Part of my reading about early Church history has been about
the destruction of libraries and the preservation of libraries
in monasteries. This morning I happened to read part of "The
Ancient Engineers" by L. Sprague de Camp, talking about
the library at Alexandria. Here are a few extracts:
While it endured, the Library made Alexandria the unquestioned
intellectual capital of the world. ...
A series of fires and depredations during the Roman period
gradually destroyed the Library. ...
Modern apologists for the Arabs have denied this story and
put all the onus of the destruction on the Christians. Christian
apologists, on the other hand, have striven to exculpate the
godly Theophilus and put the blame back on the Muslims.
In fact, we shall never know just how many books were destroyed
at each devastation. Nor shall we know to what extent the destruction
was due simply to the agents of time and neglect - mice and mould,
thieves and termites - which were suffered to work their will
unchecked when, with the rise of Christianity, governments lost
interest in the preservation of mundane writings. All we can
say for sure is that monotheism proved a deadly foe of learning
as war and barbarism.
With the rise of Christianity and Islam, the ancient custom
of burning the books of one's foes, to torment them or simply
to enjoy the bonfire, was aggravated by the fanatical animus
of dogmatic theology. ...
A similar situation today seems to be the use of viruses and
wrecking websites. But it also reminds me of some of the issues
in the Background Briefing radio show I wrote about in the journal
a couple of weeks ago.
Today in "The Australian" newspaper (page 11) there
is an article:
After 25 years, authors receive their dues - for now
Book producers are at last being rewarded for propping up
the shelves of educational libraries, reports Adrian McGregor.
...
Public lending right and educational lending right is supposed
to be paid to creators and publishers to compensate for royalties
forgone on sales when public and educational libraries stock
their books.
The PLR and ELR payment per book stocked is determined by
the Minister for the Arts. ...
It is the first I have heard of this. On the one hand governments
support the libraries - I think they can receive "tax deductible
donations". But to keep books on the shelves they are required
to pay "PLR and ELR". Computerised catalogues make
it possible.
Here are some images from George Orwell's 1984:
The diary would be reduced to ashes and himself to vapour.

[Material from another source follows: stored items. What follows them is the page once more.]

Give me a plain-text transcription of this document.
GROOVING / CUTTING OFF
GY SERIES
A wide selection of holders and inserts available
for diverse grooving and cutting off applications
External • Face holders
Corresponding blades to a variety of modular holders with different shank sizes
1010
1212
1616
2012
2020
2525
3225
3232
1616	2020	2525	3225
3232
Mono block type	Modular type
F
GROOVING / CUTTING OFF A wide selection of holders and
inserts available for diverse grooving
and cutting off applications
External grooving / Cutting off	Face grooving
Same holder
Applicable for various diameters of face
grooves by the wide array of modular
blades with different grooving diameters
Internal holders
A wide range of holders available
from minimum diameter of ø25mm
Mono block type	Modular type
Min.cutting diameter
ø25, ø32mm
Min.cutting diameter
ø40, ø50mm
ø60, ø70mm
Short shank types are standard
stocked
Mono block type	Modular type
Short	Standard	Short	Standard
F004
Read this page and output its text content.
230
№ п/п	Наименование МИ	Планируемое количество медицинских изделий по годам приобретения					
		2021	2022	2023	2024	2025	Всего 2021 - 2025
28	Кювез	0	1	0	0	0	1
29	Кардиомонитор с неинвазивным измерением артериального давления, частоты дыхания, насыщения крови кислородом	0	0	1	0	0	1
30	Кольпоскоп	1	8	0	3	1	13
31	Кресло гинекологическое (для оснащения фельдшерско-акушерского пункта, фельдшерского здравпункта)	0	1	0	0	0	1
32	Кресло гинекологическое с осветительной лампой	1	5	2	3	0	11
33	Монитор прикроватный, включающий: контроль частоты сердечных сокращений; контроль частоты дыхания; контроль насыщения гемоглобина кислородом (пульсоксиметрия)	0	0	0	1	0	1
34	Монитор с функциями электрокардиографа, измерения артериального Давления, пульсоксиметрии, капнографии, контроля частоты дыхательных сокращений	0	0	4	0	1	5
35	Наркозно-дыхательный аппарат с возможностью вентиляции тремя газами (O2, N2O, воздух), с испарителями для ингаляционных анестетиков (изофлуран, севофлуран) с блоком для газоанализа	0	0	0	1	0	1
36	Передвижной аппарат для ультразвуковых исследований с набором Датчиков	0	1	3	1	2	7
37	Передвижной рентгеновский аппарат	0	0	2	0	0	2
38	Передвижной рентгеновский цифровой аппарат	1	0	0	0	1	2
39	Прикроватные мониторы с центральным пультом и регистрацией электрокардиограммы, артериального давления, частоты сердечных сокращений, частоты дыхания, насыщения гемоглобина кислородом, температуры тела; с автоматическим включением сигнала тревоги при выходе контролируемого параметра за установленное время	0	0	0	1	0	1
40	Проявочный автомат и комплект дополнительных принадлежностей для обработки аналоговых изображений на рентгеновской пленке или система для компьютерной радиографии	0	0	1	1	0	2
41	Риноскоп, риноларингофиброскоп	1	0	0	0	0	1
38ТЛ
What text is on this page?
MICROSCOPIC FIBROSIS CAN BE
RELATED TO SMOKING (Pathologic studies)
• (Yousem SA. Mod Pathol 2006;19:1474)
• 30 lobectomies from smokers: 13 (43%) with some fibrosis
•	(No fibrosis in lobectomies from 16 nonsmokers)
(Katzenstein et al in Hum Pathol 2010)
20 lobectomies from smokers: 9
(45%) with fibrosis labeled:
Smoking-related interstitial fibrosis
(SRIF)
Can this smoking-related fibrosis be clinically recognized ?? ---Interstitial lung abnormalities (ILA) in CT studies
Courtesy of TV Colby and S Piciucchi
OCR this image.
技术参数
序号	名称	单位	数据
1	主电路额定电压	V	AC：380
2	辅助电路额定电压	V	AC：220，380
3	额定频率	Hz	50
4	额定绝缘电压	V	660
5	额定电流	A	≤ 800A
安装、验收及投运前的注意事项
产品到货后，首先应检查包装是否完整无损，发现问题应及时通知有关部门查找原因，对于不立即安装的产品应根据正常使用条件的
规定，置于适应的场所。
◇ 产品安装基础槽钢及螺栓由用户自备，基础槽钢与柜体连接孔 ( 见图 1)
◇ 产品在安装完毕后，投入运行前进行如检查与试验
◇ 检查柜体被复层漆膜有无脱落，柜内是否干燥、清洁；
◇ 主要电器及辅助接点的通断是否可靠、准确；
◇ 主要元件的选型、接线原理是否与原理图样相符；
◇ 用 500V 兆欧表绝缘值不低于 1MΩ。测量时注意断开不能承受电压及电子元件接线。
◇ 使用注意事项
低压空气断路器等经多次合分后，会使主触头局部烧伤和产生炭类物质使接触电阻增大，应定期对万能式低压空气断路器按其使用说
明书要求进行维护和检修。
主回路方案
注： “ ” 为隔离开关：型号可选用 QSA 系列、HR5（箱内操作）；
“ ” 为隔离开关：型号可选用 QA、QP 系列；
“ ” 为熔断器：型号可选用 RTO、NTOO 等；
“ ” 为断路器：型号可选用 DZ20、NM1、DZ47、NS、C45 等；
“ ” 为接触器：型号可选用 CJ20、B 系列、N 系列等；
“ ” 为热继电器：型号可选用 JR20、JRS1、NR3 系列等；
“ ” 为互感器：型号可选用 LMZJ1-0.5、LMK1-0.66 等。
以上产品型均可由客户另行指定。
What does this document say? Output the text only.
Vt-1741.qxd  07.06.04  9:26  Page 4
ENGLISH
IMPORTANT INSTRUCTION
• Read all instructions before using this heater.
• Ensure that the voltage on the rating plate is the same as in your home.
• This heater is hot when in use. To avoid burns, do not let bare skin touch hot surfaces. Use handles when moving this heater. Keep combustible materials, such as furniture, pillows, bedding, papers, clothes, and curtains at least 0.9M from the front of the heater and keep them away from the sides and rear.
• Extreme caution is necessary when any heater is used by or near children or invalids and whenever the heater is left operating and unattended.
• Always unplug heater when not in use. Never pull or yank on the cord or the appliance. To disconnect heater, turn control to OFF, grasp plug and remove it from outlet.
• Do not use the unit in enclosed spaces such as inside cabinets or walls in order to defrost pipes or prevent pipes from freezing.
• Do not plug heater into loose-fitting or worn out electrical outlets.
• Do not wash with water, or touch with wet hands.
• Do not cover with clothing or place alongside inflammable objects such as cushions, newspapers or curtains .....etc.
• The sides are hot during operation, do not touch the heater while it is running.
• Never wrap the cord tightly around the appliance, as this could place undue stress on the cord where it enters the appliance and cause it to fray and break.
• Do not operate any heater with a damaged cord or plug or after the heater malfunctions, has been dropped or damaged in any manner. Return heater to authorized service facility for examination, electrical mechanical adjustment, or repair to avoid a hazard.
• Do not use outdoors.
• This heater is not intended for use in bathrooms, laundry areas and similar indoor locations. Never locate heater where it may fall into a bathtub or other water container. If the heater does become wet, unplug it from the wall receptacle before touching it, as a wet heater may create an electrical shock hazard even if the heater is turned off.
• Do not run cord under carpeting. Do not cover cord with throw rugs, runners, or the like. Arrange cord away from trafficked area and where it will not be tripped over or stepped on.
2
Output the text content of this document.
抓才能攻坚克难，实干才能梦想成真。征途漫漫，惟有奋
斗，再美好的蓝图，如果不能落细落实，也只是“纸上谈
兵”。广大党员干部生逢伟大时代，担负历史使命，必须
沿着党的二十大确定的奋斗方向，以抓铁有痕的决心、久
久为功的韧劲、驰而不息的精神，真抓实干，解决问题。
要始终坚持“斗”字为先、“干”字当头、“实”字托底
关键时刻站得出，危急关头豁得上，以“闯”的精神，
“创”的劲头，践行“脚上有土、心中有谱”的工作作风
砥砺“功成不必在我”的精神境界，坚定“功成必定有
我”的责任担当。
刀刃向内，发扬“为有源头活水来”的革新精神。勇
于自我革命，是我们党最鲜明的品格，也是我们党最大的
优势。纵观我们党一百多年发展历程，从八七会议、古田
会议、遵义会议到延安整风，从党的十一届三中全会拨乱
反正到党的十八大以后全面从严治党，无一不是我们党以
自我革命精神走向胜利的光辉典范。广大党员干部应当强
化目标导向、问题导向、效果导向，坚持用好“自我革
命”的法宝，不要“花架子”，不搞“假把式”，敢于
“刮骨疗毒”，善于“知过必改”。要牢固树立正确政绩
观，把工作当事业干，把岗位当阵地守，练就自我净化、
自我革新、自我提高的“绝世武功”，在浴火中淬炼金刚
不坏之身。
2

Only the Thought Police would read what he had written, before
they wiped it out of existence and out of memory. How could you
make appeal to the future when not a trace of you, not even an
anonymous word scribbled on a piece of paper, could physically
survive?
Hopefully I am worrying about nothing. We have excellent libraries
today and improving methods of distributing information. But
it might not stay that way. It worries me to learn about an extra
cost to keep books on library shelves.